Pfizer and BioNTech remain on track to begin an anticipated Phase 2b/3 safety and efficacy trial in July, seek regulatory review as early as October 2020, and manufacture globally up to 100 million doses by the end of 2020 and potentially more than 1.3 billion doses by the end of 2021.
The BNT162 program is based on BioNTech’s proprietary messenger RNA (mRNA) technology and is supported by Pfizer’s global vaccine development and manufacturing capabilities.
The Pfizer/BioNTech vaccine development program is evaluating at least four experimental vaccines, each of which represents a unique combination of mRNA format and target antigen.
Two of the companies’ four investigational vaccine candidates (BNT162b1 and BNT162b2) received Fast Track designation from FDA. This designation was granted based on preliminary data from Phase 1/2 studies that are currently ongoing in the US and Germany as well as animal immunogenicity studies. Further data from the ongoing Phase 1/2 clinical trials of the four vaccine candidates will enable the selection of a lead candidate and dose level for an anticipated large, global Phase 2b/3 safety and efficacy study that may begin as early as later this month, pending regulatory approval.

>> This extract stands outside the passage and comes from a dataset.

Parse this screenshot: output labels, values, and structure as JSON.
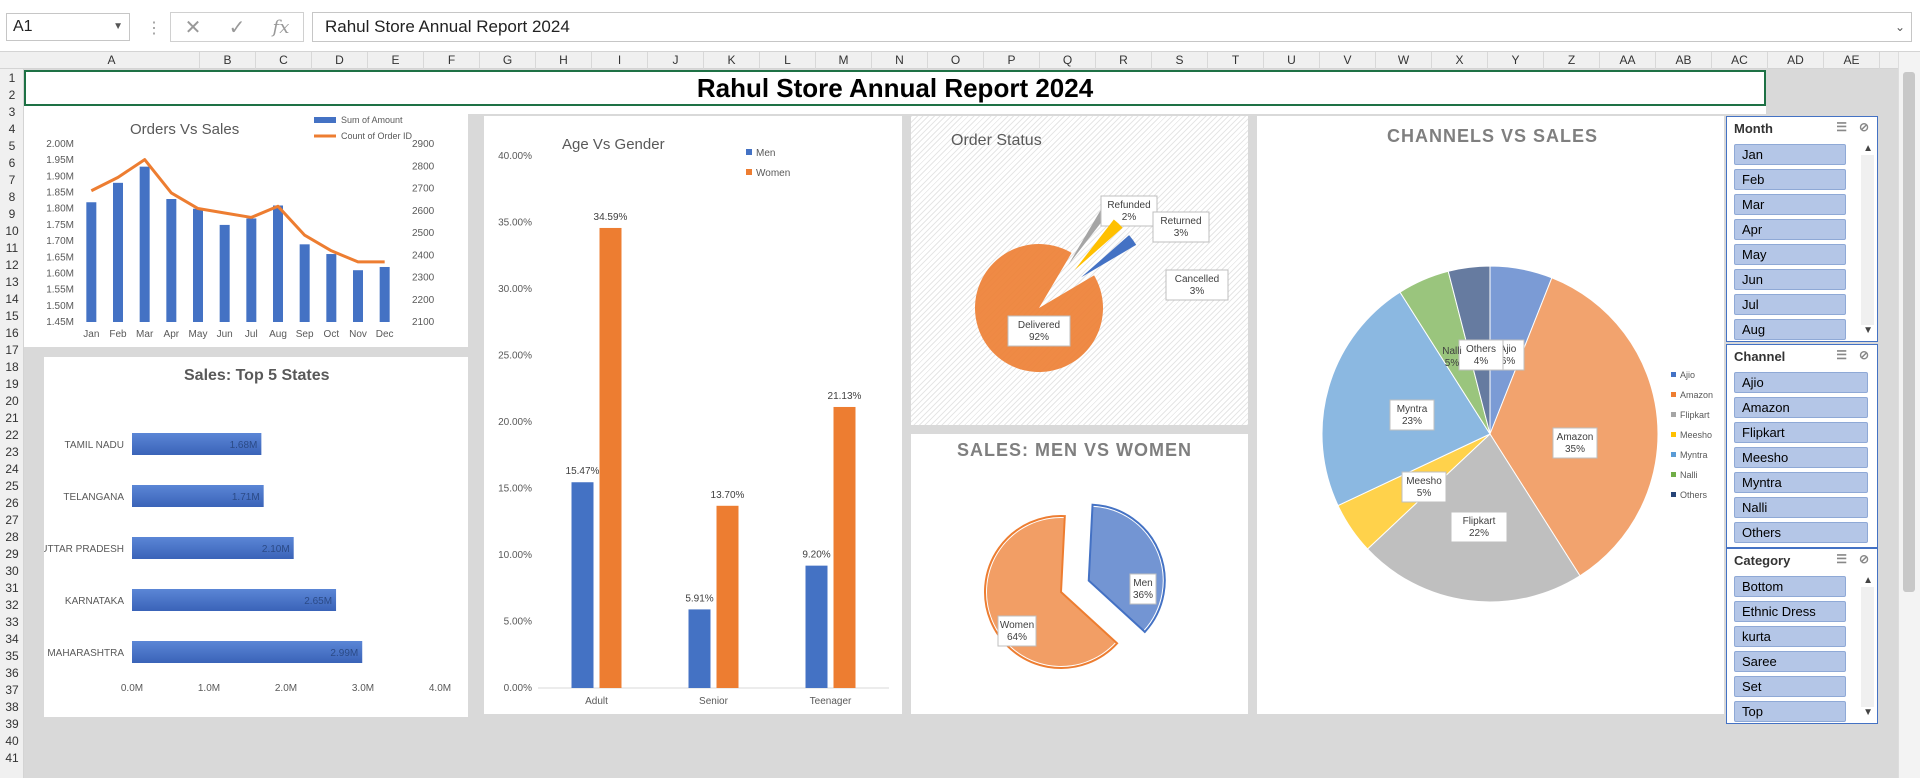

If the ongoing studies are successful, Pfizer and BioNTech expect to be ready to seek Emergency Use Authorization or some form of regulatory approval as early as October 2020. The companies currently expect to manufacture globally up to 100 million doses by the end of 2020 and potentially more than 1.3 billion doses by the end of 2021, subject to final dose selection from their clinical trial.
Pfizer and BioNTech have also provided an expression of interest for possible supply to the COVAX Facility, a mechanism established by Gavi, the Vaccine Alliance; the Coalition for Epidemic Preparedness Innovations (CEPI); and the World Health Organization (WHO) that aims to provide governments with early access to a large portfolio of COVID-19 candidate vaccines using a range of technology platforms, produced by multiple manufacturers across the world.